De leur côté, les planteurs concessionnaires, afin de se procurer la main-d’œuvre à bon marché, abandonnent à la population indigène une quantité de terre suffisante pour la nourrir par la culture du riz, en échange d’une quantité de travail fixe qu’ils utilisent pour leurs plantations de café, de sucre, d’indigo, de muscade, etc. Cette corvée est fixée, en souvenir de la double dîme d’autrefois, à un jour de travail sur cinq par individu, ou, ce qui revient au même, un cinquième de la population travaille chaque jour pour le maître.

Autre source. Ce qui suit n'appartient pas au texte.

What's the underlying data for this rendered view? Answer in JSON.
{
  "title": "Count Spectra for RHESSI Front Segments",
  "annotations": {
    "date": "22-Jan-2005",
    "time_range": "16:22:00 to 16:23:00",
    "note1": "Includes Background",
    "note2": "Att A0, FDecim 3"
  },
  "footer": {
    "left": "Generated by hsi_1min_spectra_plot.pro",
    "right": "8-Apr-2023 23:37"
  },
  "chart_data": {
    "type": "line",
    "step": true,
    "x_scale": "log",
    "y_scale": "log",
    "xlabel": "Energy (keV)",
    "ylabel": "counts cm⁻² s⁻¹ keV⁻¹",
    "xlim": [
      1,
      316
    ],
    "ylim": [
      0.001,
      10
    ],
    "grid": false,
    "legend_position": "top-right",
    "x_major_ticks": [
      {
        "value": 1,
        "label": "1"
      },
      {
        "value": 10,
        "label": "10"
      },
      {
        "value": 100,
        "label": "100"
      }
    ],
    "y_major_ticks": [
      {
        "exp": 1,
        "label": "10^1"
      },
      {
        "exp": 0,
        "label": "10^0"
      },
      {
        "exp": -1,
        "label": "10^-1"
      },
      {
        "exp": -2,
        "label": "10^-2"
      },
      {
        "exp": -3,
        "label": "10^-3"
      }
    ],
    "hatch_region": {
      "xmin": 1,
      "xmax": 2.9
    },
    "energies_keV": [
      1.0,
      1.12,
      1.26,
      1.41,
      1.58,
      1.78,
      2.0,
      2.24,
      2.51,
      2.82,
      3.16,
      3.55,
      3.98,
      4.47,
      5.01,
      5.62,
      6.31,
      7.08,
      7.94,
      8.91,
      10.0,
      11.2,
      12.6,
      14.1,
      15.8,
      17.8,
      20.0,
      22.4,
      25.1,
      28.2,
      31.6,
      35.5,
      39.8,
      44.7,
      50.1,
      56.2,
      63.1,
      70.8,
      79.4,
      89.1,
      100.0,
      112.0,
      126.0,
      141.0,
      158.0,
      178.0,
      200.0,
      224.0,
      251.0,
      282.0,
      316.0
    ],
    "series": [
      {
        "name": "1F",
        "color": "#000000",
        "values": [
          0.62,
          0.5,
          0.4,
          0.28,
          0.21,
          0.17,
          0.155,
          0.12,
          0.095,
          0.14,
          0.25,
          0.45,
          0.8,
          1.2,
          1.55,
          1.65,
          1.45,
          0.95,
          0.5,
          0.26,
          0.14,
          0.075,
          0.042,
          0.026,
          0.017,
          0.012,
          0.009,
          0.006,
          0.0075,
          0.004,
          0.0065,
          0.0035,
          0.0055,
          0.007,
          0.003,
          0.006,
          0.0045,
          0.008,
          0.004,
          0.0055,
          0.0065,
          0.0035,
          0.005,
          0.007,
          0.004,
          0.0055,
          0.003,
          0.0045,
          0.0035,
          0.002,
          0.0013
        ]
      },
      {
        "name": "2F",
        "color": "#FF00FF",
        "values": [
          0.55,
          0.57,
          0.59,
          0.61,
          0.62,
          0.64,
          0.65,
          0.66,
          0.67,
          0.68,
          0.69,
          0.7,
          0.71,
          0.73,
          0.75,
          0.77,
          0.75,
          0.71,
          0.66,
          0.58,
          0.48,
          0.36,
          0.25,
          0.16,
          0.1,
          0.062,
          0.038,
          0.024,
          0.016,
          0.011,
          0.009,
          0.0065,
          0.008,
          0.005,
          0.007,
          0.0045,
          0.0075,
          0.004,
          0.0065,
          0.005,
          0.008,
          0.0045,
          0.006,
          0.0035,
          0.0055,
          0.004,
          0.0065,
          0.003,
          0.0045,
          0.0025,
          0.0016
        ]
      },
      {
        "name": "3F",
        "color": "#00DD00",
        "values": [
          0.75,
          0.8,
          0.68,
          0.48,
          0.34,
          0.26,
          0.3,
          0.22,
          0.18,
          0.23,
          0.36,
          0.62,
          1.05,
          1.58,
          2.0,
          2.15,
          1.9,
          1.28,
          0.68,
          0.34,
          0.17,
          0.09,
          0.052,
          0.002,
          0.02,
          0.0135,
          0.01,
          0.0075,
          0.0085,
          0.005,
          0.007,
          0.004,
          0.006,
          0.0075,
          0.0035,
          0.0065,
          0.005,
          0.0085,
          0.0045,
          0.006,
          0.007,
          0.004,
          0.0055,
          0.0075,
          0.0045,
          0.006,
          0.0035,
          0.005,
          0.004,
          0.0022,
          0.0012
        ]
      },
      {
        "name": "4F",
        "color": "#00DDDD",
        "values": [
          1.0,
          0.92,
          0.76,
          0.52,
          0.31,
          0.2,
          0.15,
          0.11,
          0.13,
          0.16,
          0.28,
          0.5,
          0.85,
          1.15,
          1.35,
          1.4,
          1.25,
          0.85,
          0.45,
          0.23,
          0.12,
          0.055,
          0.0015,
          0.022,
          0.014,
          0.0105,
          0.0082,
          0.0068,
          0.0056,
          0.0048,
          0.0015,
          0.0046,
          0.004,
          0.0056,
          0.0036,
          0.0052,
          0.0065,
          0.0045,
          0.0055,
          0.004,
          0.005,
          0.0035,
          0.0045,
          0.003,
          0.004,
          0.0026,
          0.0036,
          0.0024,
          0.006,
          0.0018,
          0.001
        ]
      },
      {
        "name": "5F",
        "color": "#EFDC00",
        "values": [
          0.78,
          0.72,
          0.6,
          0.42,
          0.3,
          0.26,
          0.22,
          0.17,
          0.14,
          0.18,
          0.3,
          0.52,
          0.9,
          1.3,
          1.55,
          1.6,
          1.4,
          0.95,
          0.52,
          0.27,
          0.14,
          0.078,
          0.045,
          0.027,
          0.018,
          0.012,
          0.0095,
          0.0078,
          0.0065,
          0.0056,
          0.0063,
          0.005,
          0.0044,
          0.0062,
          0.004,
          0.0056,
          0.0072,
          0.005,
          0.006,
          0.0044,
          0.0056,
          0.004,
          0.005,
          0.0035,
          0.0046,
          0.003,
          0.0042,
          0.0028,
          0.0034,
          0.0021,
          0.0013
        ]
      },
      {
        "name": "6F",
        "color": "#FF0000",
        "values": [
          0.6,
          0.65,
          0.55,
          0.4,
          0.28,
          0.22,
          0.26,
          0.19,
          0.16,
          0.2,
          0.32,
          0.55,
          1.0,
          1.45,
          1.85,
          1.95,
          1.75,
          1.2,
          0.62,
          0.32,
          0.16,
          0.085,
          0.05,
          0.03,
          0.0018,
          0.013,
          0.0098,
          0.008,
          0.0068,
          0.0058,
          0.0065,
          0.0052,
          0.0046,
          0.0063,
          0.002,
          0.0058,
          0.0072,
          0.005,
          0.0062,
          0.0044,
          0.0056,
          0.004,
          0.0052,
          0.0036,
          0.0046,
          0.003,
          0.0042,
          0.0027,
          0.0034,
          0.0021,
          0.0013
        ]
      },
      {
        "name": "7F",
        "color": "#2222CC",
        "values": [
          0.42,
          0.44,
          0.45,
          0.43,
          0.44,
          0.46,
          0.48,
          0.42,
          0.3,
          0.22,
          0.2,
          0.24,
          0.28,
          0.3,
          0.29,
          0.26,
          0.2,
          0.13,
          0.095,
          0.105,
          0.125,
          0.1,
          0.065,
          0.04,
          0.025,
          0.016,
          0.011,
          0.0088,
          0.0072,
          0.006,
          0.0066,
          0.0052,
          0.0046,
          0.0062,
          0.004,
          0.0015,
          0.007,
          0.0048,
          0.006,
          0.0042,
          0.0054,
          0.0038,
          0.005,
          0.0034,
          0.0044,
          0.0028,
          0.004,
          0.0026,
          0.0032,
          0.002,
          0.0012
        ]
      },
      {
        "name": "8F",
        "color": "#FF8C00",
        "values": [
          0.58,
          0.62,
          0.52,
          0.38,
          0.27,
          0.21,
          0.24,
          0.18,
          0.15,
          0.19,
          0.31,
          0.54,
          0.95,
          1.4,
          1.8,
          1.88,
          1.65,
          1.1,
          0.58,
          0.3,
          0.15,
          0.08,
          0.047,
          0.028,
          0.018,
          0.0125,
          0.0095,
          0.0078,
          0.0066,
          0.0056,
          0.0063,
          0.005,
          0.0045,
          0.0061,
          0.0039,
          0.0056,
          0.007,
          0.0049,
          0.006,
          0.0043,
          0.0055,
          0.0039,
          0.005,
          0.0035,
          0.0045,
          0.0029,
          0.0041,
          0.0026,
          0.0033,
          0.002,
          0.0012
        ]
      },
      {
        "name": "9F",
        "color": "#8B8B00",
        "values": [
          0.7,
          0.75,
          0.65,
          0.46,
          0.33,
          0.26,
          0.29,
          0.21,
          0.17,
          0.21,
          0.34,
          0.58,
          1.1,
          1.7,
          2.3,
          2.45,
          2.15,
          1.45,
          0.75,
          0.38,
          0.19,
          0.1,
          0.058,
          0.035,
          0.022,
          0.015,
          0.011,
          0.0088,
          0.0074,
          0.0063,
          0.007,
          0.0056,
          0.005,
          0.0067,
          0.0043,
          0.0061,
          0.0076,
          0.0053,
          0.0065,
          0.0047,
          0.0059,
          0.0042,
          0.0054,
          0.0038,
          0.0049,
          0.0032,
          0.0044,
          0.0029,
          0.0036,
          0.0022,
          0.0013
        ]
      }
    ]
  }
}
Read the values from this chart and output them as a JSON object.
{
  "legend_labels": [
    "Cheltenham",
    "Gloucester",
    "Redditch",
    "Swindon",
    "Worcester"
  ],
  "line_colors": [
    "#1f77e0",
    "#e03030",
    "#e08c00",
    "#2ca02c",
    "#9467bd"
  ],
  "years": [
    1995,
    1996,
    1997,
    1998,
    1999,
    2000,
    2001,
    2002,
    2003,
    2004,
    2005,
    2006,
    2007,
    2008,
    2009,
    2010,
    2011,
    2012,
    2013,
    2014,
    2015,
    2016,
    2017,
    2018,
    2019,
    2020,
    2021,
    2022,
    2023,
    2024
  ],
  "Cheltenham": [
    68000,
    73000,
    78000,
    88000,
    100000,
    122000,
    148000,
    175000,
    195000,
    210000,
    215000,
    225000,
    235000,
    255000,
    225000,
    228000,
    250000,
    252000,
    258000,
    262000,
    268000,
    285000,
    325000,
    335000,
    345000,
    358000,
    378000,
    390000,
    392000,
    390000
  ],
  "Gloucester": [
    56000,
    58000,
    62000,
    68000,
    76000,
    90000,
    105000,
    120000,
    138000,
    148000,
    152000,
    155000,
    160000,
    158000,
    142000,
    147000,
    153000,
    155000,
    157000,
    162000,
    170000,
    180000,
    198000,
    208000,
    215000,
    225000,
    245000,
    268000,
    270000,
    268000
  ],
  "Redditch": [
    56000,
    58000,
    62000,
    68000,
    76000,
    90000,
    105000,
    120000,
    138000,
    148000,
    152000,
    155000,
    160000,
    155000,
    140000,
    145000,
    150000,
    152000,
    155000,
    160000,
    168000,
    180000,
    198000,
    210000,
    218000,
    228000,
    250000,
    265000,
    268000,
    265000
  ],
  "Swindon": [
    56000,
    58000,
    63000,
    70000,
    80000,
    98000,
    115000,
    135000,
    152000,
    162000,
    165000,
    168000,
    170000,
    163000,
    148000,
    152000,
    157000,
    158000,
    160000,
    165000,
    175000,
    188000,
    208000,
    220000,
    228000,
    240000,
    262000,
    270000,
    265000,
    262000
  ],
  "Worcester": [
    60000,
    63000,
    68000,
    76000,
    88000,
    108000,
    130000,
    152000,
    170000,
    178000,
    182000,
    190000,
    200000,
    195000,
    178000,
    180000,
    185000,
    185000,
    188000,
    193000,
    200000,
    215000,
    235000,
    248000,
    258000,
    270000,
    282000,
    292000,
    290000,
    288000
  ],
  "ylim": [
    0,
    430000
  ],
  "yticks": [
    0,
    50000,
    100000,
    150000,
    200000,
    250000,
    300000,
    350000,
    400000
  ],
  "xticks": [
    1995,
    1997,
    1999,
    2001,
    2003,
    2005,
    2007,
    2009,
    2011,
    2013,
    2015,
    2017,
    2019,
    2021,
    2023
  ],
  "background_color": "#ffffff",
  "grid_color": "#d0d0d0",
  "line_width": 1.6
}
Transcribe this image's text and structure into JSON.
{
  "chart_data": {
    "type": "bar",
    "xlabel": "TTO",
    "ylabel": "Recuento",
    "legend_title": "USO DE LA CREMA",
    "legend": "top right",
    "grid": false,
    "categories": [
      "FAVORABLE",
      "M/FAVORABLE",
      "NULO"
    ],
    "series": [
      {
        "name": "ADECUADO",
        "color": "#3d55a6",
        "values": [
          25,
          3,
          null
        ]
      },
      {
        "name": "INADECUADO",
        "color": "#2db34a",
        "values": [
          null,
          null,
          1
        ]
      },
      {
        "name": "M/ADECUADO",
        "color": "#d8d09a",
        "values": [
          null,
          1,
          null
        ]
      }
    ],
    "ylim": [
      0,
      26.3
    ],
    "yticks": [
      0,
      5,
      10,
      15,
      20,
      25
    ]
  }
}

C’est au bekel ou chef de village qu’incombe le devoir de pousser à la corvée les naturels, souvent récalcitrans, et s’il s’en acquitte mal, le planteur, usant des droits seigneuriaux que comporte la concession, peut le révoquer et le remplacer; malheureusement ce despotisme local, ici comme ailleurs, n’engendre que des abus; le planteur essaie de surmener la population qui lui est soumise, elle se révolte, ou, ce qui est pis, elle émigré en masse ; c’est alors que survient le Chinois, qui fait ses offres de service, loue ses bras, travaille mieux et à meilleur marché que l’indigène, et pullule déjà dans les deux états de Sourakarta et de Djokdjokerta.

L’agriculture est la seule richesse de cette partie de Java; en dehors des arts nécessaires aux premiers besoins de l’homme il n’existe pour ainsi dire pas d’industries locales, car les kriss modernes ne sont que de grossières contrefaçons des vieilles lames. Il faut cependant faire une exception pour les sarongs, ces jupes d’indiennes pour la teinture desquelles Solo et Djokia sont célèbres. Le tissu arrive des Indes, mais c’est à Java qu’il est enrichi, par un procédé particulier, de ces dessins fantastiques aux vives couleurs qui lui donnent un prix considérable. Ce sont les femmes qui se livrent à cette opération, suivant un procédé comparable à celui de la gravure à l’eau-forte; elles promènent sur l’étoffe le bec d’un entonnoir rempli de cire fondante, de manière à laisser découvertes les parties qui doivent recevoir la teinte, puis elles plongent le tissu dans la couleur, d’où il sort imprégné d’un premier dessin ; une seconde couche de cire et une seconde trempe donnent un autre dessin de couleur différente; on peut varier ainsi à l’infini. Un beau sarong ne se vend guère moins de 20 florins et peut atteindre 100 florins : la couleur ainsi étendue résiste à tout lavage; l’industrie européenne a essayé d’imiter par l’impression ces produits manufacturés, sans réussir à tromper l’œil le moins exercé.